Senators Chuck Schumer, Ron Wyden, Patty Murray, and Bernie Sanders all signed off on the letter, which listed 31 rooms in which relevant committees could hold hearings.

The letter's tongue-in-cheek reminder that there are 31 rooms where hearings could be held is one of several instances of Democrats using humor to get under the GOP's skin.

But it also took on a more sober tone. The letter reads,

The [AHCA] would affect hundreds of millions of people across the country. The 74 million Americans on Medicaid could see their care eliminated or cut, including seniors in nursing homes [...] The [AHCA] would fundamentally redefine health care in our country. To draft it behind closed doors and pass it without even one hearing is nothing short of legislative malpractice and a repudiation of all the Senate stands for.

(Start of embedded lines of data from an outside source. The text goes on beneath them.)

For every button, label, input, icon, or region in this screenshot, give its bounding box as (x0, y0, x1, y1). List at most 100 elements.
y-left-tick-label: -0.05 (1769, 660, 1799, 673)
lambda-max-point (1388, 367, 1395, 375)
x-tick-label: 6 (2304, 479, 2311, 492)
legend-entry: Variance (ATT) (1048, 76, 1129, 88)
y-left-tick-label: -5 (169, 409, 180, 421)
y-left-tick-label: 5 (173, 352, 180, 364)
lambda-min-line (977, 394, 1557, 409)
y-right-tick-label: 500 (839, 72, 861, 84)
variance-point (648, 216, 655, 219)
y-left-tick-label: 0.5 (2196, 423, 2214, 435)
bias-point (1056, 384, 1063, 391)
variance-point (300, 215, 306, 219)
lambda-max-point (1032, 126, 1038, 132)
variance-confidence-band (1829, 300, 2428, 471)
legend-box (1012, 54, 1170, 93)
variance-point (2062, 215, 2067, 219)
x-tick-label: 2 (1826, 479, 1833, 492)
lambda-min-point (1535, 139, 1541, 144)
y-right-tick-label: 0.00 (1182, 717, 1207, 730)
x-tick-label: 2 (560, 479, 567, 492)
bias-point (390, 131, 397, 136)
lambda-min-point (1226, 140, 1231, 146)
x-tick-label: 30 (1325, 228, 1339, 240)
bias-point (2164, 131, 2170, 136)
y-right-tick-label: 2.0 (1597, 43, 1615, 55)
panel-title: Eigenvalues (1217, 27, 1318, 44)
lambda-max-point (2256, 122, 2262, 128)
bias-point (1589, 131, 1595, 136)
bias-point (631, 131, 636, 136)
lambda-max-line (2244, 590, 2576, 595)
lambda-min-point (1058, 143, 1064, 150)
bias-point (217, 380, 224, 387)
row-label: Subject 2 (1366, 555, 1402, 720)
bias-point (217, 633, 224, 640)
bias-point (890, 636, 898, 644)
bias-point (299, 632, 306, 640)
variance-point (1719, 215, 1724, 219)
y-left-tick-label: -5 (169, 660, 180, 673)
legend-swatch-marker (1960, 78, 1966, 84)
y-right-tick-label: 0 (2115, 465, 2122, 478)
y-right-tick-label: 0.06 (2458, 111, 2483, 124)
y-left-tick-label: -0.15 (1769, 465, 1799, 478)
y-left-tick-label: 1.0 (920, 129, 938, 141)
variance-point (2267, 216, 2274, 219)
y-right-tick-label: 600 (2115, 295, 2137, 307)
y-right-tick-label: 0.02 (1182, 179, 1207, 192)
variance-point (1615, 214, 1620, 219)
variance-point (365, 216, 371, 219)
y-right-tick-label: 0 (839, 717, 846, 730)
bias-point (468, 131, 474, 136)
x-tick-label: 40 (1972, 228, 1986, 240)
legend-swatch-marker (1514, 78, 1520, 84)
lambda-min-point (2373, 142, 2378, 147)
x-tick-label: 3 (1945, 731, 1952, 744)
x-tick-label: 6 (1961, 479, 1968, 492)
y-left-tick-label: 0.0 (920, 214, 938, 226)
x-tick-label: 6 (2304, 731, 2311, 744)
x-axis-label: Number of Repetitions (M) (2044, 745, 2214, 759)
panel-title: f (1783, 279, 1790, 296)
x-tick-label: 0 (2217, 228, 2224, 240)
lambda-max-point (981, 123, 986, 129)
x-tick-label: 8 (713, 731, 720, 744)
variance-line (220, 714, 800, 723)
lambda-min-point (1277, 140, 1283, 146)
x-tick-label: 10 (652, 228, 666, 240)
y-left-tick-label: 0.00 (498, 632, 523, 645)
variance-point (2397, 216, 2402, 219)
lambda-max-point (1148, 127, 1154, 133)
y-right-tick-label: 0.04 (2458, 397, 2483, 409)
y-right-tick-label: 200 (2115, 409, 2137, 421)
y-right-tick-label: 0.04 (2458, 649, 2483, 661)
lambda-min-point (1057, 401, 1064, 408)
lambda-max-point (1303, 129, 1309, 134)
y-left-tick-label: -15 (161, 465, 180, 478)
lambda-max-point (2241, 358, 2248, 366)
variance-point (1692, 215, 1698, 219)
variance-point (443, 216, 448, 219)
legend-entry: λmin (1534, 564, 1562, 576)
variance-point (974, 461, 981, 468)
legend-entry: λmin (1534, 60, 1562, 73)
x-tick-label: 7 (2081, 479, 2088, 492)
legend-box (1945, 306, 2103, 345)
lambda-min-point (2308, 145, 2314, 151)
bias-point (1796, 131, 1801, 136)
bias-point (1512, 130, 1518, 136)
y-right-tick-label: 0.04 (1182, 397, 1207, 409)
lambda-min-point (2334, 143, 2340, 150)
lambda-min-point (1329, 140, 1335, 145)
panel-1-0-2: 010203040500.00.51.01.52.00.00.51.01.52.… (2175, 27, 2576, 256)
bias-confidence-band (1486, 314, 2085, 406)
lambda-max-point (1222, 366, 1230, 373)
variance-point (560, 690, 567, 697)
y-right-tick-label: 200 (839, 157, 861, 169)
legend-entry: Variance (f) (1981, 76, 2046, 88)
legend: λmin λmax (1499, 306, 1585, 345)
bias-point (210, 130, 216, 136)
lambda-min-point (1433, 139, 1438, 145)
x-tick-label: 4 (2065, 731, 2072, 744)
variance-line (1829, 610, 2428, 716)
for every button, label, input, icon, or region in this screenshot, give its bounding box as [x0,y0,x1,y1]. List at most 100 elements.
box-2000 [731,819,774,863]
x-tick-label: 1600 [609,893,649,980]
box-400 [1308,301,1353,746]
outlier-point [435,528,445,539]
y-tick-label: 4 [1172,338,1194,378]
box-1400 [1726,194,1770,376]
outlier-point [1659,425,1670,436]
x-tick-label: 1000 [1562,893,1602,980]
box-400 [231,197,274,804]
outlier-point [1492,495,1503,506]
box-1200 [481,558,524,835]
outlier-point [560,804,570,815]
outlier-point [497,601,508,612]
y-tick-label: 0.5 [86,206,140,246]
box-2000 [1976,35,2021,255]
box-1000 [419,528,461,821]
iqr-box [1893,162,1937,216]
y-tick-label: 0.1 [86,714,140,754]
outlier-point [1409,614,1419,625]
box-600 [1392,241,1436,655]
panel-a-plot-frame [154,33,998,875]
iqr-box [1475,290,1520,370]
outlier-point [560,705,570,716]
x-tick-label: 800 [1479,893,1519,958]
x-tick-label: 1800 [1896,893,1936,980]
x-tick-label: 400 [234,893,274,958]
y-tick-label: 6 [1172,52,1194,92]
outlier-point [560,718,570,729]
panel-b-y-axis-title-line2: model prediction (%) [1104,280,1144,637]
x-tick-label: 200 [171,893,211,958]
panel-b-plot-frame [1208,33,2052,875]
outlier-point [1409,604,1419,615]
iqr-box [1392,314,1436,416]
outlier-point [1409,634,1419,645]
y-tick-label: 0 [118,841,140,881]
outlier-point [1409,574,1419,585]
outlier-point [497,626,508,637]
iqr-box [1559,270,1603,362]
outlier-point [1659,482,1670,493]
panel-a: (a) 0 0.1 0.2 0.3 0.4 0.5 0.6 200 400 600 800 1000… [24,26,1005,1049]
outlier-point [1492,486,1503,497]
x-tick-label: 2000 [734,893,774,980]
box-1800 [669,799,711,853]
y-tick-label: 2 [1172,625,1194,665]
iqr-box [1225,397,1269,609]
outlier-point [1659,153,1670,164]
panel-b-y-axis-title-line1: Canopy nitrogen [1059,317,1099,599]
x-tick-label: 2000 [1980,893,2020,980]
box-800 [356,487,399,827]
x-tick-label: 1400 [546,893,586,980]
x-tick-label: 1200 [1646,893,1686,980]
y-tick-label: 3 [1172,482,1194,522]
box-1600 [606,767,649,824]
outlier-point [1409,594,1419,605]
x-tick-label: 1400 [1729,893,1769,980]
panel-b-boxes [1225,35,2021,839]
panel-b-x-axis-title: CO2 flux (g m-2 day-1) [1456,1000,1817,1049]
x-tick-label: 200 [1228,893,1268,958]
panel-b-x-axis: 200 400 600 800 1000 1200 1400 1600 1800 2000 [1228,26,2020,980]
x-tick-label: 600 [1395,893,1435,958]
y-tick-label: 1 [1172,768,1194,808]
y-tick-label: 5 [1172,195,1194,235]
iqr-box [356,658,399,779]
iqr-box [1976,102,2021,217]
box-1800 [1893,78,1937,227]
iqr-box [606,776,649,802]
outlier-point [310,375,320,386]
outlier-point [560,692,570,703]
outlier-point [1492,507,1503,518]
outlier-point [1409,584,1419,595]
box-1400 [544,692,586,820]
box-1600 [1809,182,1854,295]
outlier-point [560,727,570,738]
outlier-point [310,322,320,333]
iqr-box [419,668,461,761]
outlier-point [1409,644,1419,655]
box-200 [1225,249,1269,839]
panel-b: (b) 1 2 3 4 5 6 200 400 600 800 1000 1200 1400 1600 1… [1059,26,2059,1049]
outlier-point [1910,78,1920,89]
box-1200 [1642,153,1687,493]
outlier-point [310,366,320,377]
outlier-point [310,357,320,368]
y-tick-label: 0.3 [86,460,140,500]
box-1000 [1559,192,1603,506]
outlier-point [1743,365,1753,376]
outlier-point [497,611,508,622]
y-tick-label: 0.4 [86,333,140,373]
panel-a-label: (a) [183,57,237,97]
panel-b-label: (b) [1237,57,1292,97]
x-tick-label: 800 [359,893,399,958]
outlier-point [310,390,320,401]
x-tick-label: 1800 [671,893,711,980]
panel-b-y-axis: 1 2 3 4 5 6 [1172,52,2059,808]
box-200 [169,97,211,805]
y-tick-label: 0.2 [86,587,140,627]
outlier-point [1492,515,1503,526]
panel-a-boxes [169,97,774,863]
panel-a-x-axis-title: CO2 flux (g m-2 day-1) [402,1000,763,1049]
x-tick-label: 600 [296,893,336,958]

News of this letter comes along with news that Senate Democrats are also planning on disrupting Senate procedures -- such as vote scheduling -- until GOP senators working on the AHCA release the bill to the public.

While several senators, including Schumer and Wyden, have consistently been vocal about their concern over the secretive nature of those crafting the bill, Democrats as a whole have received widespread criticism for not focusing enough on the AHCA. This letter and the planned disruption are seen by some as a positive sign.

The secretive nature of senators working on the bill is, according to one Senate historian, unprecedented in recent times.

Even some GOP senators are disconcerted by the effort to keep the bill from public eyes:

The Senate slowdown is part of a concerted effort, led by Schumer and Wyden, to bring media attention -- which was credited for a failed House vote in March -- back to Trumpcare to prevent it from passing.